What was the purpose of the Ten Commandments?

The law served two purposes: it showed fallen humanity what God's character requires, and it made sin visible — "through the law comes knowledge of sin" (Romans 3:20). Paul calls it "our guardian until Christ came" (Galatians 3:24). It prepared humanity to receive the Messiah by building conscience, moral awareness, and the longing for a restorer, but it was not itself the mechanism of restoration.

If law-keeping does not save us, why did Jesus say he came to fulfil the law?

Jesus fulfils the law by embodying everything it was pointing toward — the perfect expression of God's character and love. He does not cancel the commandments; he completes their purpose. Through his resurrection he makes possible what the law never could: actual restoration of the broken bond between God and humanity, placing the spirit of the law within the heart.

Does grace mean we can ignore the commandments?

No. Paul addresses this directly: "Are we to sin because we are not under law but under grace? By no means!" (Romans 6:15). Grace does not lower the moral standard — it provides the inner renewal that makes genuine obedience possible. The person restored to God through grace finds the commandments are no longer a burden but the natural expression of a renewed heart that loves God and neighbour.

What does the Divine Principle say about law and salvation?

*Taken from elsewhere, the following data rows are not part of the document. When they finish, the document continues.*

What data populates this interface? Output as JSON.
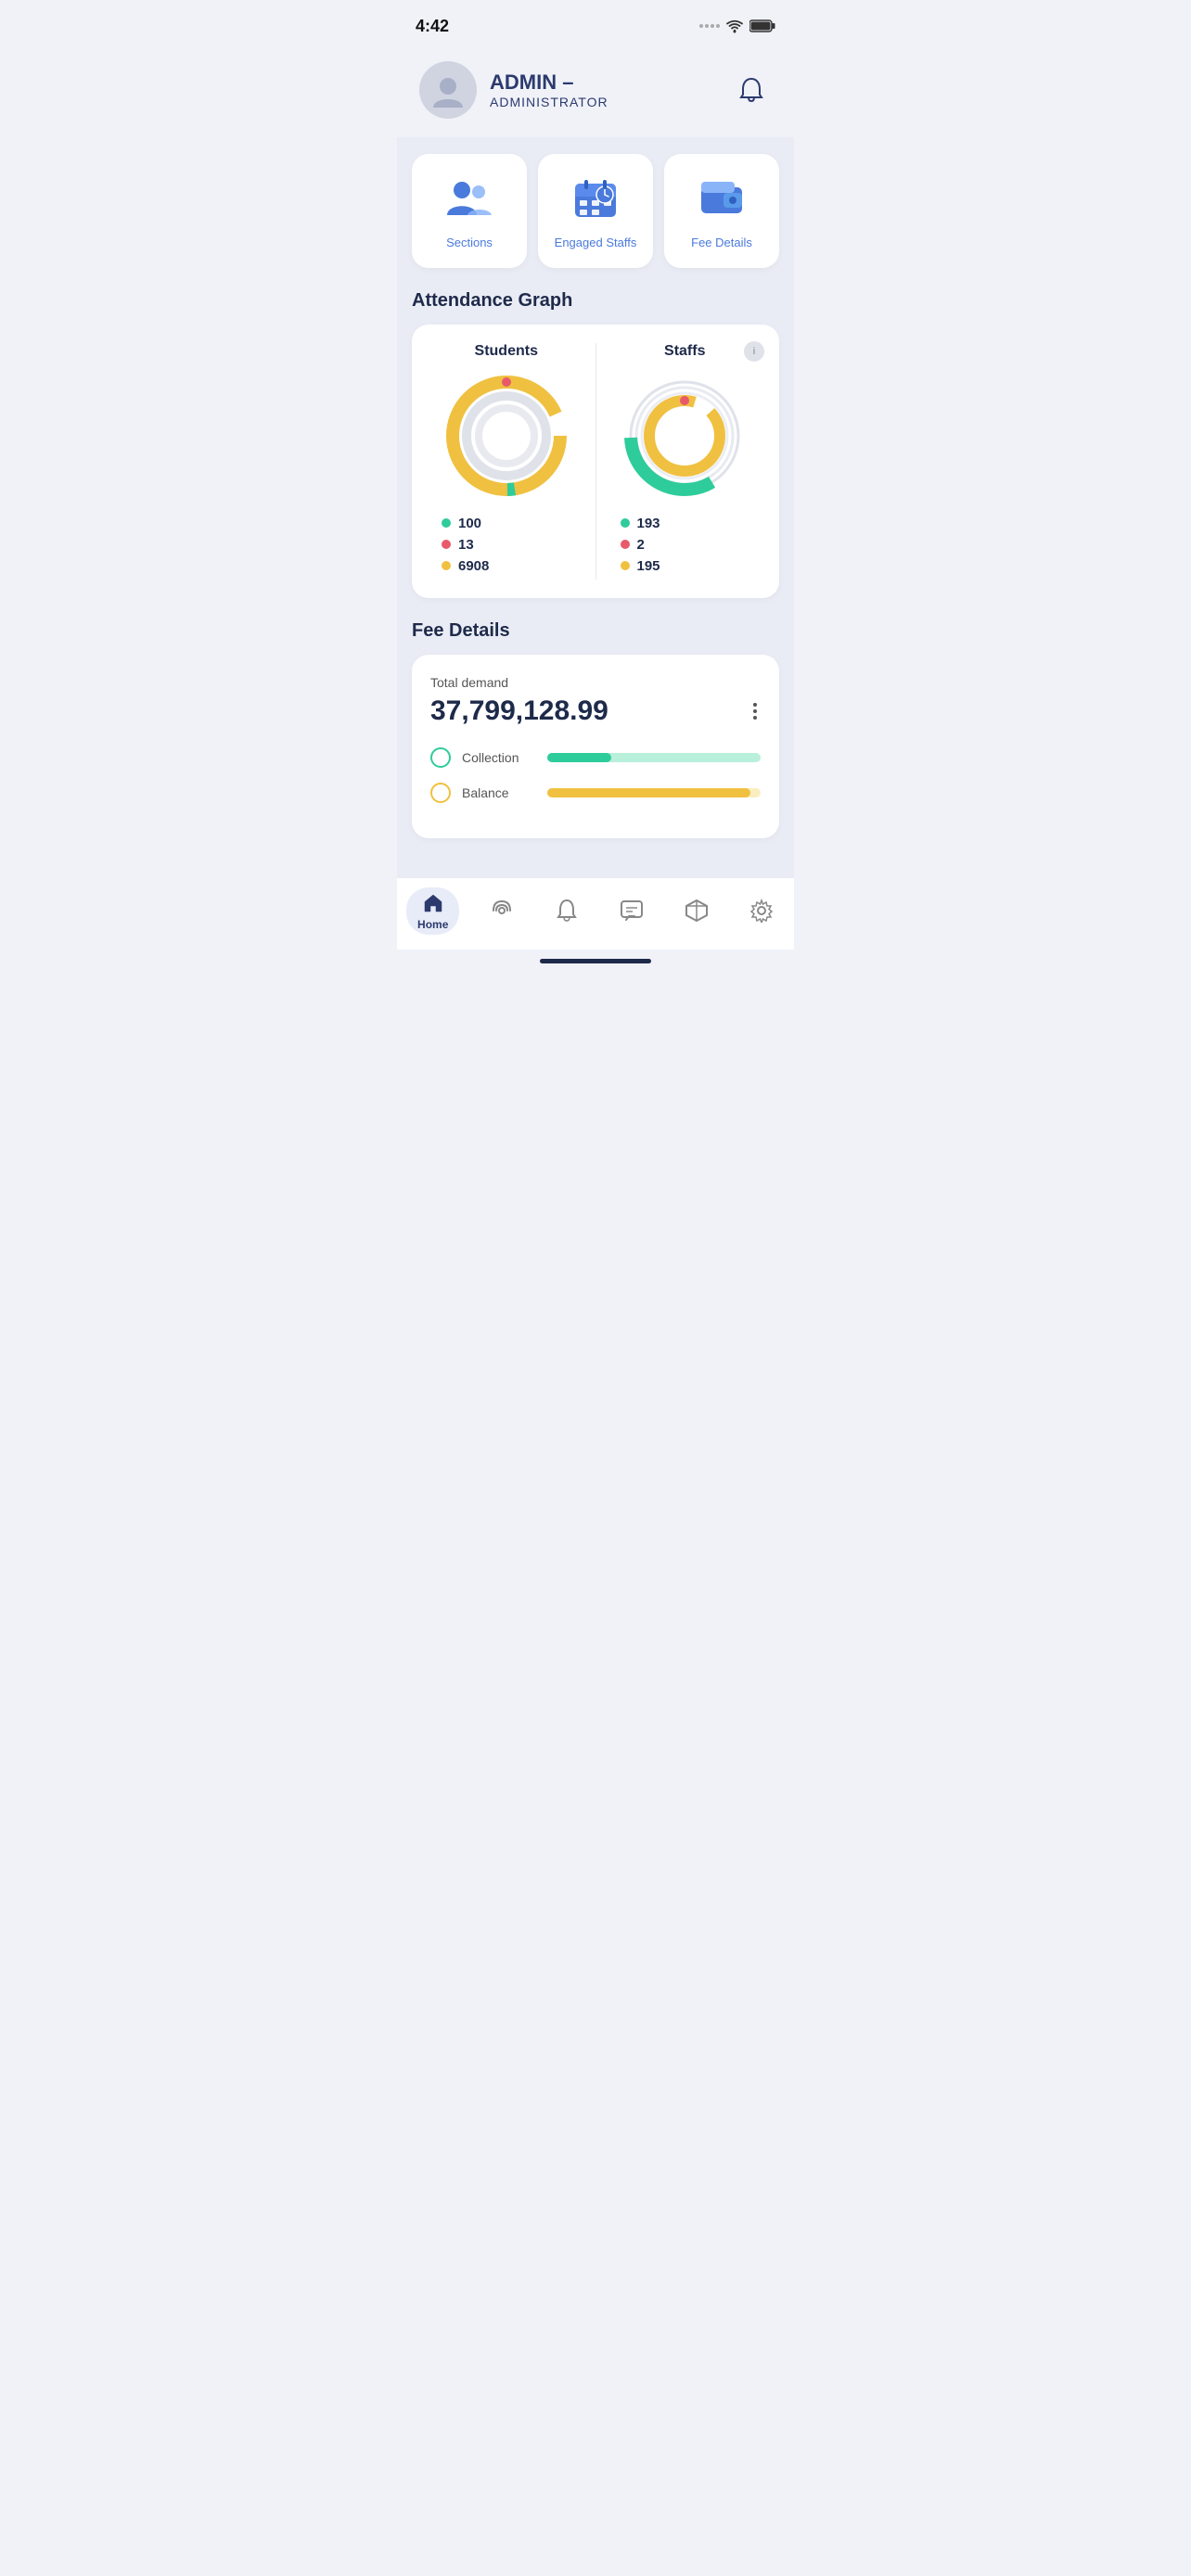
{
  "statusBar": {
    "time": "4:42"
  },
  "header": {
    "adminName": "ADMIN –",
    "adminRole": "ADMINISTRATOR"
  },
  "quickActions": [
    {
      "id": "sections",
      "label": "Sections"
    },
    {
      "id": "engaged-staffs",
      "label": "Engaged Staffs"
    },
    {
      "id": "fee-details-card",
      "label": "Fee Details"
    }
  ],
  "attendanceGraph": {
    "title": "Attendance Graph",
    "students": {
      "title": "Students",
      "legend": [
        {
          "color": "#2ecc9a",
          "value": "100"
        },
        {
          "color": "#e85a6a",
          "value": "13"
        },
        {
          "color": "#f0c040",
          "value": "6908"
        }
      ]
    },
    "staffs": {
      "title": "Staffs",
      "legend": [
        {
          "color": "#2ecc9a",
          "value": "193"
        },
        {
          "color": "#e85a6a",
          "value": "2"
        },
        {
          "color": "#f0c040",
          "value": "195"
        }
      ]
    }
  },
  "feeDetails": {
    "sectionTitle": "Fee Details",
    "totalDemandLabel": "Total demand",
    "totalDemandValue": "37,799,128.99",
    "collectionLabel": "Collection",
    "collectionProgress": 30,
    "balanceLabel": "Balance",
    "balanceProgress": 95
  },
  "bottomNav": [
    {
      "id": "home",
      "label": "Home",
      "active": true
    },
    {
      "id": "broadcast",
      "label": "",
      "active": false
    },
    {
      "id": "notifications",
      "label": "",
      "active": false
    },
    {
      "id": "messages",
      "label": "",
      "active": false
    },
    {
      "id": "inventory",
      "label": "",
      "active": false
    },
    {
      "id": "settings",
      "label": "",
      "active": false
    }
  ]
}
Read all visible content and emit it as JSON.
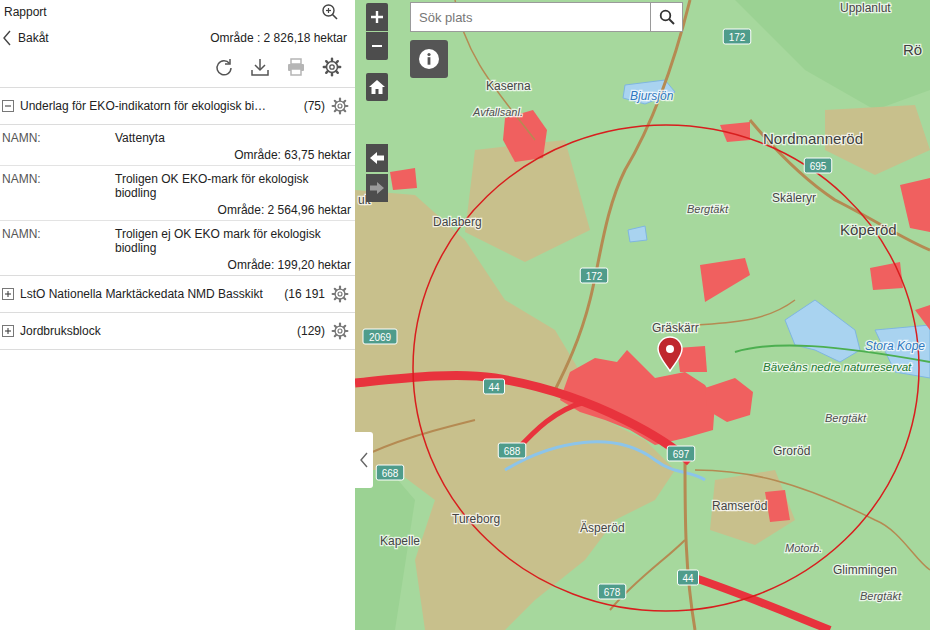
{
  "panel": {
    "title": "Rapport",
    "back": "Bakåt",
    "area": "Område : 2 826,18 hektar",
    "toolbar": [
      {
        "kind": "refresh",
        "disabled": false
      },
      {
        "kind": "download",
        "disabled": false
      },
      {
        "kind": "print",
        "disabled": true
      },
      {
        "kind": "settings",
        "disabled": false
      }
    ],
    "layers": [
      {
        "title": "Underlag för EKO-indikatorn för ekologisk bi…",
        "count": "(75)",
        "expanded": true,
        "features": [
          {
            "label": "NAMN:",
            "value": "Vattenyta",
            "area": "Område: 63,75 hektar"
          },
          {
            "label": "NAMN:",
            "value": "Troligen OK EKO-mark för ekologisk biodling",
            "area": "Område: 2 564,96 hektar"
          },
          {
            "label": "NAMN:",
            "value": "Troligen ej OK EKO mark för ekologisk biodling",
            "area": "Område: 199,20 hektar"
          }
        ]
      },
      {
        "title": "LstO Nationella Marktäckedata NMD Basskikt",
        "count": "(16 191",
        "expanded": false,
        "features": []
      },
      {
        "title": "Jordbruksblock",
        "count": "(129)",
        "expanded": false,
        "features": []
      }
    ]
  },
  "map": {
    "search": {
      "placeholder": "Sök plats"
    },
    "labels": [
      {
        "text": "Upplanlut",
        "kind": "place"
      },
      {
        "text": "Rö",
        "kind": "town"
      },
      {
        "text": "Kaserna",
        "kind": "place"
      },
      {
        "text": "Avfallsanl.",
        "kind": "feature"
      },
      {
        "text": "Bjursjön",
        "kind": "water"
      },
      {
        "text": "172",
        "kind": "road"
      },
      {
        "text": "Nordmanneröd",
        "kind": "town"
      },
      {
        "text": "695",
        "kind": "road"
      },
      {
        "text": "Bergtäkt",
        "kind": "feature"
      },
      {
        "text": "Skäleryr",
        "kind": "place"
      },
      {
        "text": "Köperöd",
        "kind": "town"
      },
      {
        "text": "Dalaberg",
        "kind": "place"
      },
      {
        "text": "ult",
        "kind": "place"
      },
      {
        "text": "172",
        "kind": "road"
      },
      {
        "text": "2069",
        "kind": "road"
      },
      {
        "text": "Gräskärr",
        "kind": "place"
      },
      {
        "text": "Stora Kope",
        "kind": "water"
      },
      {
        "text": "Bäveåns nedre naturreservat",
        "kind": "nature"
      },
      {
        "text": "44",
        "kind": "road"
      },
      {
        "text": "Bergtäkt",
        "kind": "feature"
      },
      {
        "text": "688",
        "kind": "road"
      },
      {
        "text": "697",
        "kind": "road"
      },
      {
        "text": "Groröd",
        "kind": "place"
      },
      {
        "text": "668",
        "kind": "road"
      },
      {
        "text": "Ramseröd",
        "kind": "place"
      },
      {
        "text": "Tureborg",
        "kind": "place"
      },
      {
        "text": "Äsperöd",
        "kind": "place"
      },
      {
        "text": "Kapelle",
        "kind": "place"
      },
      {
        "text": "Motorb.",
        "kind": "feature"
      },
      {
        "text": "Glimmingen",
        "kind": "place"
      },
      {
        "text": "44",
        "kind": "road"
      },
      {
        "text": "678",
        "kind": "road"
      },
      {
        "text": "Bergtäkt",
        "kind": "feature"
      }
    ]
  }
}
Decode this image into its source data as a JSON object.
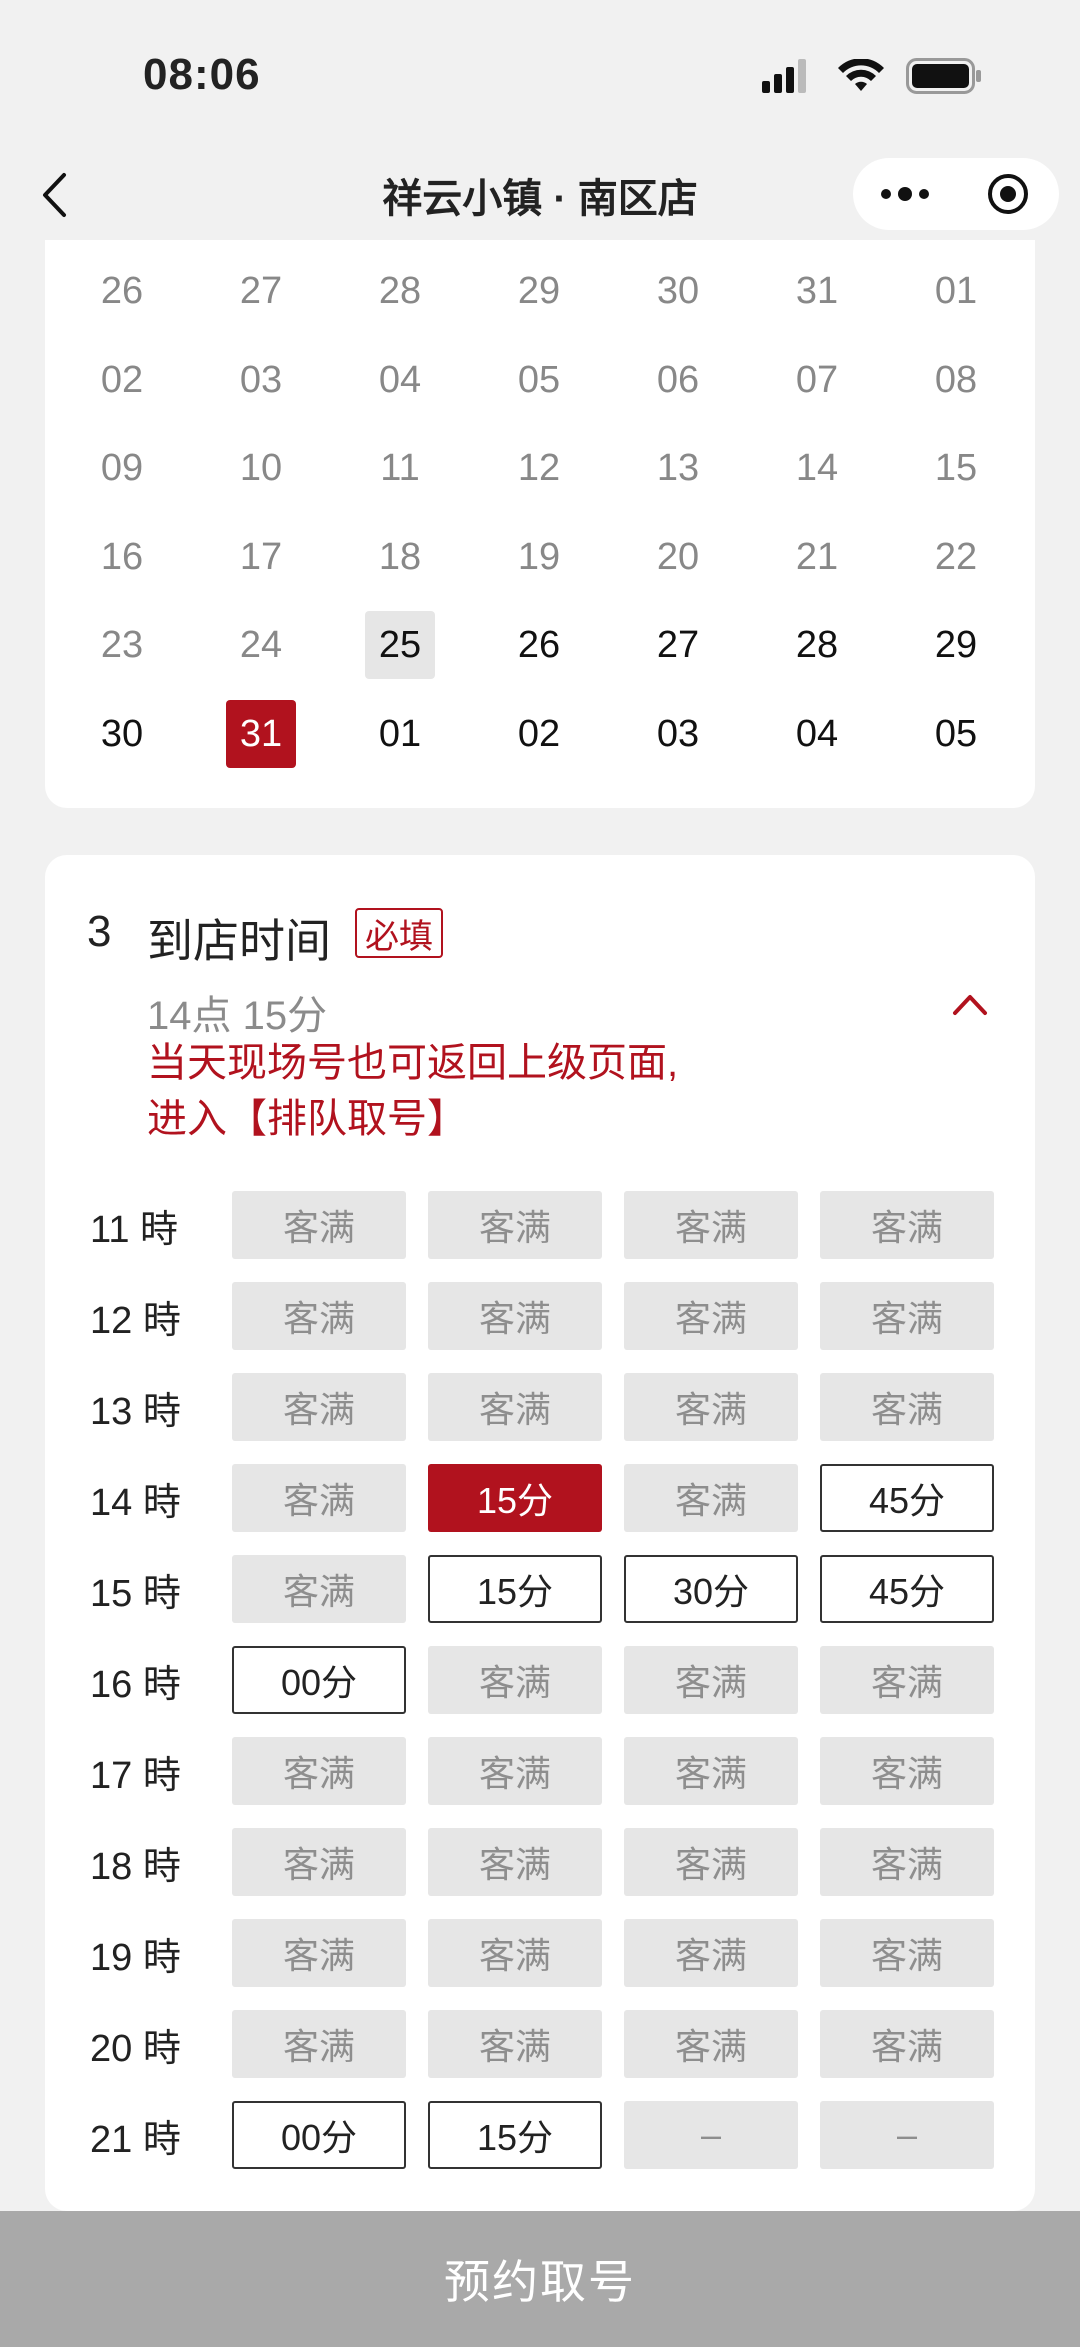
{
  "status": {
    "time": "08:06"
  },
  "nav": {
    "title": "祥云小镇 · 南区店"
  },
  "calendar": {
    "rows": [
      [
        {
          "d": "26",
          "s": "past"
        },
        {
          "d": "27",
          "s": "past"
        },
        {
          "d": "28",
          "s": "past"
        },
        {
          "d": "29",
          "s": "past"
        },
        {
          "d": "30",
          "s": "past"
        },
        {
          "d": "31",
          "s": "past"
        },
        {
          "d": "01",
          "s": "past"
        }
      ],
      [
        {
          "d": "02",
          "s": "past"
        },
        {
          "d": "03",
          "s": "past"
        },
        {
          "d": "04",
          "s": "past"
        },
        {
          "d": "05",
          "s": "past"
        },
        {
          "d": "06",
          "s": "past"
        },
        {
          "d": "07",
          "s": "past"
        },
        {
          "d": "08",
          "s": "past"
        }
      ],
      [
        {
          "d": "09",
          "s": "past"
        },
        {
          "d": "10",
          "s": "past"
        },
        {
          "d": "11",
          "s": "past"
        },
        {
          "d": "12",
          "s": "past"
        },
        {
          "d": "13",
          "s": "past"
        },
        {
          "d": "14",
          "s": "past"
        },
        {
          "d": "15",
          "s": "past"
        }
      ],
      [
        {
          "d": "16",
          "s": "past"
        },
        {
          "d": "17",
          "s": "past"
        },
        {
          "d": "18",
          "s": "past"
        },
        {
          "d": "19",
          "s": "past"
        },
        {
          "d": "20",
          "s": "past"
        },
        {
          "d": "21",
          "s": "past"
        },
        {
          "d": "22",
          "s": "past"
        }
      ],
      [
        {
          "d": "23",
          "s": "past"
        },
        {
          "d": "24",
          "s": "past"
        },
        {
          "d": "25",
          "s": "today"
        },
        {
          "d": "26",
          "s": "future"
        },
        {
          "d": "27",
          "s": "future"
        },
        {
          "d": "28",
          "s": "future"
        },
        {
          "d": "29",
          "s": "future"
        }
      ],
      [
        {
          "d": "30",
          "s": "future"
        },
        {
          "d": "31",
          "s": "selected"
        },
        {
          "d": "01",
          "s": "future"
        },
        {
          "d": "02",
          "s": "future"
        },
        {
          "d": "03",
          "s": "future"
        },
        {
          "d": "04",
          "s": "future"
        },
        {
          "d": "05",
          "s": "future"
        }
      ]
    ]
  },
  "time_section": {
    "step_number": "3",
    "title": "到店时间",
    "required_label": "必填",
    "selected_time": "14点 15分",
    "notice_line1": "当天现场号也可返回上级页面,",
    "notice_line2": "进入【排队取号】",
    "rows": [
      {
        "hour": "11 時",
        "slots": [
          {
            "t": "客满",
            "s": "full"
          },
          {
            "t": "客满",
            "s": "full"
          },
          {
            "t": "客满",
            "s": "full"
          },
          {
            "t": "客满",
            "s": "full"
          }
        ]
      },
      {
        "hour": "12 時",
        "slots": [
          {
            "t": "客满",
            "s": "full"
          },
          {
            "t": "客满",
            "s": "full"
          },
          {
            "t": "客满",
            "s": "full"
          },
          {
            "t": "客满",
            "s": "full"
          }
        ]
      },
      {
        "hour": "13 時",
        "slots": [
          {
            "t": "客满",
            "s": "full"
          },
          {
            "t": "客满",
            "s": "full"
          },
          {
            "t": "客满",
            "s": "full"
          },
          {
            "t": "客满",
            "s": "full"
          }
        ]
      },
      {
        "hour": "14 時",
        "slots": [
          {
            "t": "客满",
            "s": "full"
          },
          {
            "t": "15分",
            "s": "selected"
          },
          {
            "t": "客满",
            "s": "full"
          },
          {
            "t": "45分",
            "s": "available"
          }
        ]
      },
      {
        "hour": "15 時",
        "slots": [
          {
            "t": "客满",
            "s": "full"
          },
          {
            "t": "15分",
            "s": "available"
          },
          {
            "t": "30分",
            "s": "available"
          },
          {
            "t": "45分",
            "s": "available"
          }
        ]
      },
      {
        "hour": "16 時",
        "slots": [
          {
            "t": "00分",
            "s": "available"
          },
          {
            "t": "客满",
            "s": "full"
          },
          {
            "t": "客满",
            "s": "full"
          },
          {
            "t": "客满",
            "s": "full"
          }
        ]
      },
      {
        "hour": "17 時",
        "slots": [
          {
            "t": "客满",
            "s": "full"
          },
          {
            "t": "客满",
            "s": "full"
          },
          {
            "t": "客满",
            "s": "full"
          },
          {
            "t": "客满",
            "s": "full"
          }
        ]
      },
      {
        "hour": "18 時",
        "slots": [
          {
            "t": "客满",
            "s": "full"
          },
          {
            "t": "客满",
            "s": "full"
          },
          {
            "t": "客满",
            "s": "full"
          },
          {
            "t": "客满",
            "s": "full"
          }
        ]
      },
      {
        "hour": "19 時",
        "slots": [
          {
            "t": "客满",
            "s": "full"
          },
          {
            "t": "客满",
            "s": "full"
          },
          {
            "t": "客满",
            "s": "full"
          },
          {
            "t": "客满",
            "s": "full"
          }
        ]
      },
      {
        "hour": "20 時",
        "slots": [
          {
            "t": "客满",
            "s": "full"
          },
          {
            "t": "客满",
            "s": "full"
          },
          {
            "t": "客满",
            "s": "full"
          },
          {
            "t": "客满",
            "s": "full"
          }
        ]
      },
      {
        "hour": "21 時",
        "slots": [
          {
            "t": "00分",
            "s": "available"
          },
          {
            "t": "15分",
            "s": "available"
          },
          {
            "t": "–",
            "s": "empty"
          },
          {
            "t": "–",
            "s": "empty"
          }
        ]
      }
    ]
  },
  "submit": {
    "label": "预约取号"
  },
  "colors": {
    "accent": "#b1121e",
    "slot_full_bg": "#e6e6e6",
    "submit_bg": "#a9a9a9"
  }
}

The Divine Principle teaches that the Fall broke the parent-child relationship between God and humanity — a bond of love, not merely legal standing. The law managed the fallen world and prepared the way for the Messiah, but it could not restore that bond because love cannot be legislated. Grace is God's direct act of rebuilding the relationship. Once restored, obedience to the commandments follows as the natural fruit of a renewed heart.